So, ultimately, your attempt to get into my good books failed.
Three years ago a little, shy girl fell in love with a boy in the back of her English class. But there were always others, many others, for me as well as for you. But I don't feel bad about that, because you didn't know or care in the slightest.
The time has passed when I would have done anything for you. I would have been content to be your friend, but that time has passed, too. You and I, we live in different worlds, and I was a fool to try and change that. Because the truth is I could have been your best friend in the whole world - I could have been anyone's friend - but nobody seems to want that, least of all you. And I understand that. I am used to being nothing to no one.

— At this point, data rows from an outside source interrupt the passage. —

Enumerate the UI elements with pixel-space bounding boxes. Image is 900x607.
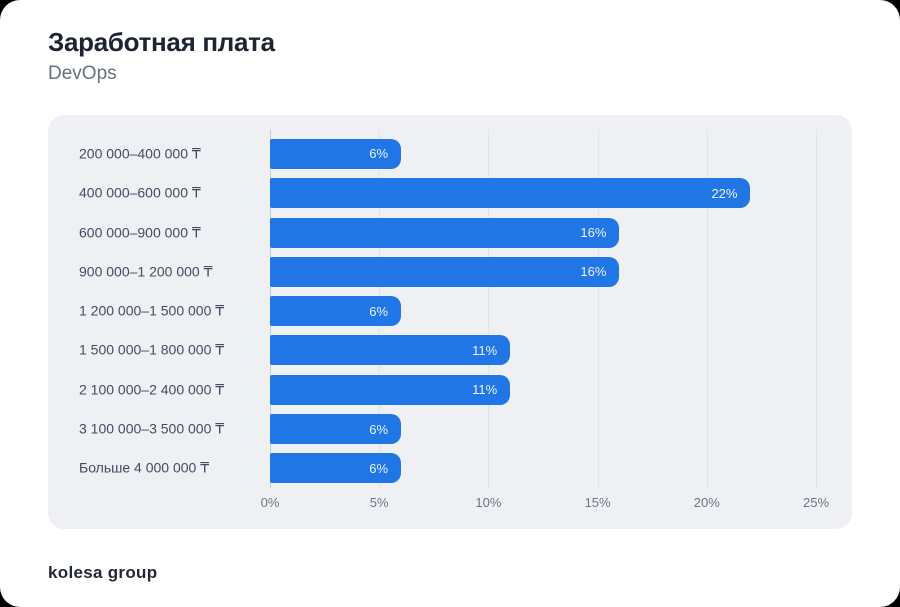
bar: 6% <box>270 296 402 327</box>
bar: 16% <box>270 217 620 248</box>
chart-row: 1 500 000–1 800 000 ₸ 11% <box>48 331 852 370</box>
bar-value-label: 16% <box>580 264 607 280</box>
bar-value-label: 22% <box>711 185 738 201</box>
x-tick-label: 15% <box>584 495 611 510</box>
chart-row: 900 000–1 200 000 ₸ 16% <box>48 252 852 291</box>
gridline <box>816 130 817 488</box>
bar: 6% <box>270 453 402 484</box>
page-title: Заработная плата <box>48 27 275 57</box>
bar-value-label: 6% <box>369 303 389 319</box>
chart-row: 3 100 000–3 500 000 ₸ 6% <box>48 409 852 448</box>
chart-row: 400 000–600 000 ₸ 22% <box>48 174 852 213</box>
gridline <box>597 130 599 488</box>
bar-value-label: 11% <box>472 382 498 398</box>
x-tick-label: 0% <box>260 495 280 510</box>
x-tick-label: 5% <box>369 495 389 510</box>
category-label: 1 200 000–1 500 000 ₸ <box>79 302 225 319</box>
bar: 6% <box>270 414 402 445</box>
bar: 22% <box>270 178 751 209</box>
brand-logo: kolesa group <box>48 563 158 582</box>
x-tick-label: 20% <box>693 495 720 510</box>
chart-card: 0% 5% 10% 15% 20% 25% 200 000–400 000 ₸ 6% 400 … <box>48 115 852 529</box>
page-subtitle: DevOps <box>48 62 117 84</box>
category-label: Больше 4 000 000 ₸ <box>79 459 210 476</box>
category-label: 1 500 000–1 800 000 ₸ <box>79 341 225 358</box>
category-label: 3 100 000–3 500 000 ₸ <box>79 420 225 437</box>
bar: 11% <box>270 335 511 366</box>
gridline <box>488 130 490 488</box>
chart-row: 200 000–400 000 ₸ 6% <box>48 134 852 173</box>
chart-row: 600 000–900 000 ₸ 16% <box>48 213 852 252</box>
bar-value-label: 6% <box>369 460 389 476</box>
category-label: 2 100 000–2 400 000 ₸ <box>79 381 225 398</box>
bar: 11% <box>270 374 511 405</box>
chart-row: Больше 4 000 000 ₸ 6% <box>48 449 852 488</box>
gridline <box>706 130 708 488</box>
chart-row: 2 100 000–2 400 000 ₸ 11% <box>48 370 852 409</box>
category-label: 900 000–1 200 000 ₸ <box>79 263 213 280</box>
header: Заработная плата DevOps <box>48 27 275 85</box>
category-label: 400 000–600 000 ₸ <box>79 184 201 201</box>
bar: 6% <box>270 138 402 169</box>
category-label: 200 000–400 000 ₸ <box>79 145 201 162</box>
bar: 16% <box>270 256 620 287</box>
bar-value-label: 16% <box>580 225 607 241</box>
chart-row: 1 200 000–1 500 000 ₸ 6% <box>48 292 852 331</box>
x-tick-label: 10% <box>475 495 502 510</box>
x-tick-label: 25% <box>802 495 830 510</box>
category-label: 600 000–900 000 ₸ <box>79 224 201 241</box>
bar-value-label: 6% <box>369 421 389 437</box>
bar-value-label: 6% <box>369 146 389 162</box>
bar-value-label: 11% <box>472 342 498 358</box>
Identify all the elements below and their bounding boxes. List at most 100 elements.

You aren't the kind of person I can just have a normal conversation with, and then walk away. That's more me than you. I can't be friends with someone who has so much control over what I feel. I'm tired of excuses, of apologies. I have been lied to all my life, and you are the least convincing of them all. So we'll go back to what we were before; you ignore me, and I'll pretend to ignore you. Friends are a petty luxury at the moment, but one day something more meaningful will come along, and I'll be okay. You taught me what not to do, and now I know how not to screw it up.
I promise you, you won't miss me. You know that already. You're probably laughing as you read this, and to be honest, I'm laughing too. You barely know me, so there is nothing to miss.